La limitation annoncée des aménagements de peine est également pointée comme très inquiétante par le SM. « De nombreuses études le prouvent, la sortie de prison sans préparation ni réadaptation progressives démultiplie le risque de récidive », rappelle Judith Allenbach. « Si en fin de peine, les personnes condamnées sont livrées à elles-mêmes et qu’elles ne sont pas accompagnées comme il se doit, elles risquent de rester aux prises avec la précarité et la délinquance. »

Au passage, le RN annonce vouloir construire encore plus de places de prison, comme tous les gouvernements depuis plus de vingt ans. Mais les prisons françaises sont déjà pleines à craquer : un record vient encore d’être battu le 1er juin, avec 77 880 personnes détenues pour seulement 61 694 places disponibles.

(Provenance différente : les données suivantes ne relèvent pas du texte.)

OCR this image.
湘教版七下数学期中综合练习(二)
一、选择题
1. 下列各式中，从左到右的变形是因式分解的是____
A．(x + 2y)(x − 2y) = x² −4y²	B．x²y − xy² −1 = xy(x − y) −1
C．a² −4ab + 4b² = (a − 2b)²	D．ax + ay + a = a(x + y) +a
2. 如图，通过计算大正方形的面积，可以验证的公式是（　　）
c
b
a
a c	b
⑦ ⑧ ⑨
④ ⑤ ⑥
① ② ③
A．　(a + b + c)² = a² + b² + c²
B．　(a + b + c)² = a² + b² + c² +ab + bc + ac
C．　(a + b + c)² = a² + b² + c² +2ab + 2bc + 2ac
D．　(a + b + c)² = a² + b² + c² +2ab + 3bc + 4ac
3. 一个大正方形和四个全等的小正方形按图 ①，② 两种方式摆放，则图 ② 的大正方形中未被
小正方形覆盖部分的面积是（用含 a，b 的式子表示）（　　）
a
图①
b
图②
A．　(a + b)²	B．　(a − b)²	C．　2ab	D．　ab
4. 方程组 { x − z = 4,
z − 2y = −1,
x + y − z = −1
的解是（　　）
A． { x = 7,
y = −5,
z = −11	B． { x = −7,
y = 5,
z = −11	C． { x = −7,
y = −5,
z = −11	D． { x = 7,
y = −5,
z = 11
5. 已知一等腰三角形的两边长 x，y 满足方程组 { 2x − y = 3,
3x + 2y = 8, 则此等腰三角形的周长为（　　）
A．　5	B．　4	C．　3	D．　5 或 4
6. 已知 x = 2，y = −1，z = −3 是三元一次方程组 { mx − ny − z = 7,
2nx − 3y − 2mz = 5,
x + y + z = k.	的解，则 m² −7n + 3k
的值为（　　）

Et la perspective d’une politique encore plus répressive ne devrait rien arranger.

Enfin, sur un autre terrain, Patrick Baudouin voit venir un risque de noyautage par l’extrême droite des préfectures et des juridictions administratives, là où se décident le sort des étrangers, mais aussi celui des arrêtés anti-manifs, anti-casseroles ou anti-mendicité, autant d’entorses aux libertés individuelles déjà constatées ces dernières années.

La liberté d’expression des fonctionnaires, des syndicats, des associations, des lanceurs d’alerte et des journalistes est un sujet également très présent chez les militants des droits humains et les défenseurs des libertés. Se défiant de la justice comme de la presse, Marine Le Pen a ainsi annoncé, fin 2021, son souhait de faire condamner plus sévèrement les violations du secret de l’enquête. La protection des sources des journalistes n’étant vraiment pas la tasse de thé du RN.

Mineurs en danger

Le programme du RN prévoit également de durcir la justice des mineurs notamment en supprimant l’excuse de minorité, les allocations familiales aux parents de mineurs récidivistes, ou en instaurant de courtes peines dans des centres éducatifs fermés, avertit Patrick Baudouin. « Les enfants de la bourgeoise et des beaux quartiers, eux, seraient épargnés. » Même préoccupation au Syndicat des avocats de France (SAF). « Le plus grave, c’est de mettre d’un côté les bons enfants, et de l’autre les mauvais enfants. Établir une dichotomie entre ceux qu’il faut protéger selon le RN, et puis la mauvaise graine », résume Élisabeth Audouard, coresponsable de la commission mineurs au SAF.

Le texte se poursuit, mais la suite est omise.